Facing the potential challenges from disasters, some actions have been adopted based on the experience.
1. Disaster medical assistance teams, which were composed of medical operation unit (MOU) and medical support unit (MSU) were built in every regions in Taiwan. The MOU includes four doctors, eight nurses, and four ancillary medical personnel including EMT/paramedics. They should operate around the clock with 12 hours a shift. The MSU comprises other personnel from logistics, communication, information, engineering, and cook. For an event that the infrastructure and support of community is preserved, a MOU will be deployed, but in a huge disaster, three MOU with one MSU will be sent as a team. They should set up a field clinic and provide emergency medical care for several days. Some teams are speccial trained for hazmat, bio-threat, and radiation.
2. The pre-hospital emergency medical system and health facility medical system with other emergency response systems, including hazmat, nuclear accident and bio-terrorism medical care system are integrated into one system and Regional Emergency Operation Centers (REOC) are built by the DOH to coordinate the responders. The medical resources can be shared by different hospitals and well preserved for the patients sending to the hospitals by EMT after initial assessment and stabilization.
3. Hospital emergency incident command system that balances the command, operation and supporting side in emergencies is recommended to all the hospitals. No hospitals are immune to disasters, so basic medical preparedness for all hospitals is mandatory for new hospital accreditation criteria.
After these organization and teams being developed, special trainings are provided to quarantine that their capability in crisis:
1. Disaster medical assistance team training.

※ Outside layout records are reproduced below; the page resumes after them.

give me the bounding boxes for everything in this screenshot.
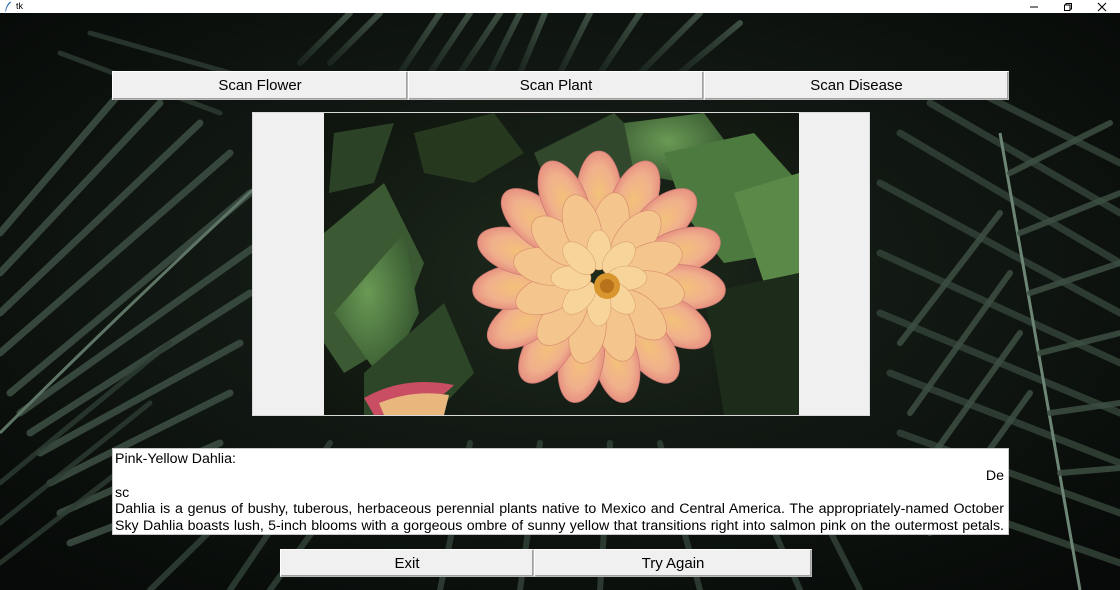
maximize-icon [1064, 2, 1072, 11]
scan-plant-button[interactable]: Scan Plant [408, 71, 704, 100]
result-title: Pink-Yellow Dahlia: [115, 451, 236, 467]
feather-icon [5, 1, 12, 12]
close-button[interactable] [1085, 0, 1119, 13]
window-title-bar: tk [0, 0, 1120, 13]
exit-button[interactable]: Exit [280, 549, 534, 577]
maximize-button[interactable] [1051, 0, 1085, 13]
close-icon [1097, 2, 1107, 11]
flower-photo [324, 113, 799, 415]
scan-disease-button[interactable]: Scan Disease [704, 71, 1009, 100]
wrapped-fragment-right: De [985, 467, 1004, 484]
image-panel [252, 112, 870, 416]
description-line-1: Dahlia is a genus of bushy, tuberous, he… [115, 501, 1004, 518]
wrapped-fragment-left: sc [115, 484, 130, 501]
try-again-button[interactable]: Try Again [534, 549, 812, 577]
description-line-2: Sky Dahlia boasts lush, 5-inch blooms wi… [115, 518, 1004, 535]
minimize-button[interactable] [1017, 0, 1051, 13]
window-title: tk [16, 1, 24, 11]
minimize-icon [1030, 6, 1038, 7]
description-text-box[interactable]: Pink-Yellow Dahlia: De sc Dahlia is a ge… [112, 448, 1009, 535]
scan-flower-button[interactable]: Scan Flower [112, 71, 408, 100]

It is four days’ training composed of community emergency response training and basic medical skills. For facilitating the medical personnel to join the training, they are usually separated into basic and advanced courses. Nearly half of the courses are lectures, and the others are skill practice, tabletop exercise, and group discussion. The objective of training is not to convert them to experts, but competent responders and perform their jobs efficiently according to the plan. After the training courses, a two days field exercise will be conducted to have them work as a team rather an individual.
2. Special response training. There are many training modules designed for the medical response teams in different situation. For example, hazmat, radiation accident, mortuary identification, psychiatry intervention and mental support. The duration is designed according to requirement. Team member may choice the modules according to their professions and the requirement for their roles in response team.

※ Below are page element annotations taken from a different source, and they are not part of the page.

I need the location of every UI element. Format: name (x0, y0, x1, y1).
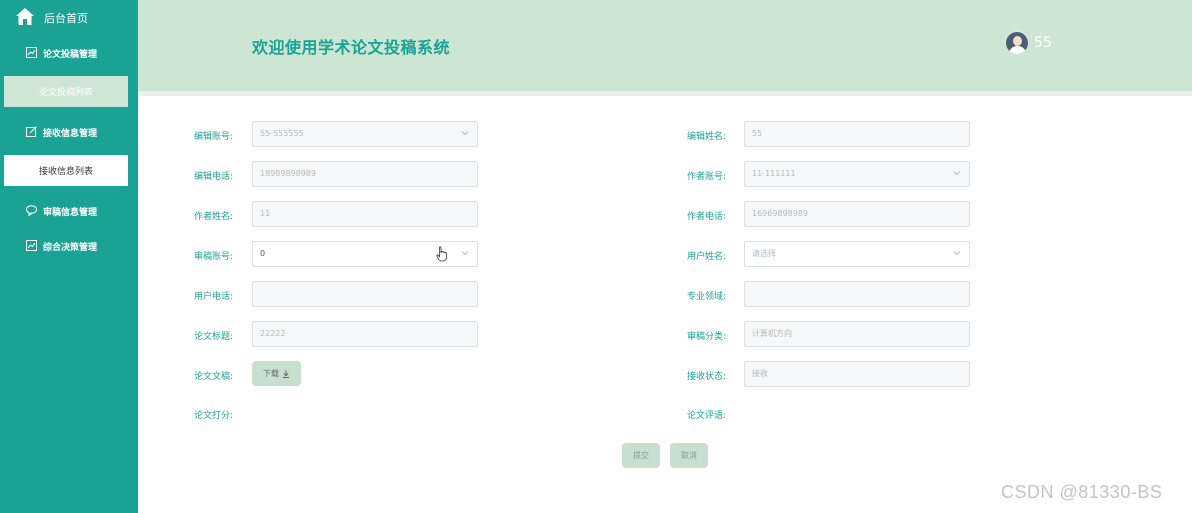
sidebar-home-label: 后台首页 (44, 12, 88, 25)
author-phone-label: 作者电话: (687, 212, 727, 222)
submit-button[interactable]: 提交 (622, 443, 660, 468)
user-phone-label: 用户电话: (194, 292, 234, 302)
major-field-field[interactable] (744, 281, 970, 307)
sidebar-group-review-info[interactable]: 审稿信息管理 (0, 200, 138, 222)
accept-status-field[interactable]: 接收 (744, 361, 970, 387)
chevron-down-icon (953, 251, 961, 256)
editor-account-value: 55-555555 (260, 129, 304, 138)
author-account-select[interactable]: 11-111111 (744, 161, 970, 187)
chevron-down-icon (461, 251, 469, 256)
editor-account-select[interactable]: 55-555555 (252, 121, 478, 147)
sidebar-group-paper-submission[interactable]: 论文投稿管理 (0, 42, 138, 64)
cancel-button[interactable]: 取消 (670, 443, 708, 468)
chevron-down-icon (953, 171, 961, 176)
review-account-label: 审稿账号: (194, 252, 234, 262)
paper-score-label: 论文打分: (194, 411, 234, 421)
editor-phone-field[interactable]: 18989898989 (252, 161, 478, 187)
user-name-select[interactable]: 请选择 (744, 241, 970, 267)
hand-cursor-icon (436, 246, 447, 262)
paper-title-label: 论文标题: (194, 332, 234, 342)
sidebar-item-label: 论文投稿列表 (38, 88, 93, 98)
sidebar-group-label: 综合决策管理 (43, 243, 98, 253)
paper-comment-label: 论文评语: (687, 411, 727, 421)
avatar-face (1013, 36, 1022, 46)
sidebar-group-accept-info[interactable]: 接收信息管理 (0, 121, 138, 143)
sidebar-group-decision[interactable]: 综合决策管理 (0, 235, 138, 257)
home-icon (16, 8, 34, 25)
accept-status-value: 接收 (752, 369, 768, 378)
message-icon (26, 205, 37, 216)
author-account-value: 11-111111 (752, 169, 796, 178)
paper-doc-label: 论文文稿: (194, 372, 234, 382)
editor-phone-label: 编辑电话: (194, 172, 234, 182)
chart-icon (26, 47, 37, 58)
watermark: CSDN @81330-BS (1001, 482, 1163, 502)
author-phone-field[interactable]: 16969898989 (744, 201, 970, 227)
chart-icon (26, 240, 37, 251)
sidebar-group-label: 审稿信息管理 (43, 208, 98, 218)
review-category-value: 计算机方向 (752, 329, 792, 338)
paper-title-value: 22222 (260, 329, 286, 338)
author-name-label: 作者姓名: (194, 212, 234, 222)
sidebar-group-label: 论文投稿管理 (43, 50, 98, 60)
review-category-field[interactable]: 计算机方向 (744, 321, 970, 347)
editor-phone-value: 18989898989 (260, 169, 316, 178)
editor-name-label: 编辑姓名: (687, 132, 727, 142)
sidebar-item-accept-info-list[interactable]: 接收信息列表 (4, 155, 128, 186)
review-account-value: 0 (260, 249, 266, 258)
major-field-label: 专业领域: (687, 292, 727, 302)
author-phone-value: 16969898989 (752, 209, 808, 218)
author-account-label: 作者账号: (687, 172, 727, 182)
author-name-field[interactable]: 11 (252, 201, 478, 227)
accept-status-label: 接收状态: (687, 372, 727, 382)
page-title: 欢迎使用学术论文投稿系统 (252, 38, 451, 57)
author-name-value: 11 (260, 209, 271, 218)
username[interactable]: 55 (1034, 35, 1052, 51)
editor-name-field[interactable]: 55 (744, 121, 970, 147)
download-button[interactable]: 下载 (252, 361, 301, 386)
editor-name-value: 55 (752, 129, 763, 138)
sidebar-item-label: 接收信息列表 (38, 167, 93, 177)
sidebar-group-label: 接收信息管理 (43, 129, 98, 139)
edit-icon (26, 126, 37, 137)
sidebar-item-paper-submission-list[interactable]: 论文投稿列表 (4, 76, 128, 107)
editor-account-label: 编辑账号: (194, 132, 234, 142)
sidebar: 后台首页 论文投稿管理 论文投稿列表 接收信息管理 接收信息列表 审稿信息管理 (0, 0, 138, 513)
sidebar-home[interactable]: 后台首页 (0, 0, 138, 34)
avatar-body (1009, 46, 1026, 54)
review-category-label: 审稿分类: (687, 332, 727, 342)
user-phone-field[interactable] (252, 281, 478, 307)
user-name-placeholder: 请选择 (752, 249, 776, 258)
download-icon (283, 370, 289, 378)
download-label: 下载 (263, 369, 279, 378)
avatar[interactable] (1005, 31, 1029, 55)
paper-title-field[interactable]: 22222 (252, 321, 478, 347)
user-name-label: 用户姓名: (687, 252, 727, 262)
chevron-down-icon (461, 131, 469, 136)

Several medical centers are chosen as base hospitals for the teams. Their responsibilities are providing training, equipment maintenance, and roster keeping. When a disaster strikes, the base hospitals should mobilize their members and equipments according to the guidance from the government. Through these efforts we hope to build a robust and efficient framework for health authorities that maximize the ability to provide adequate medical evaluation and care for all kinds of mass casualty and complex incidents that exceed the normal medical capacity and capability. That will be an indispensable part of the community safety network.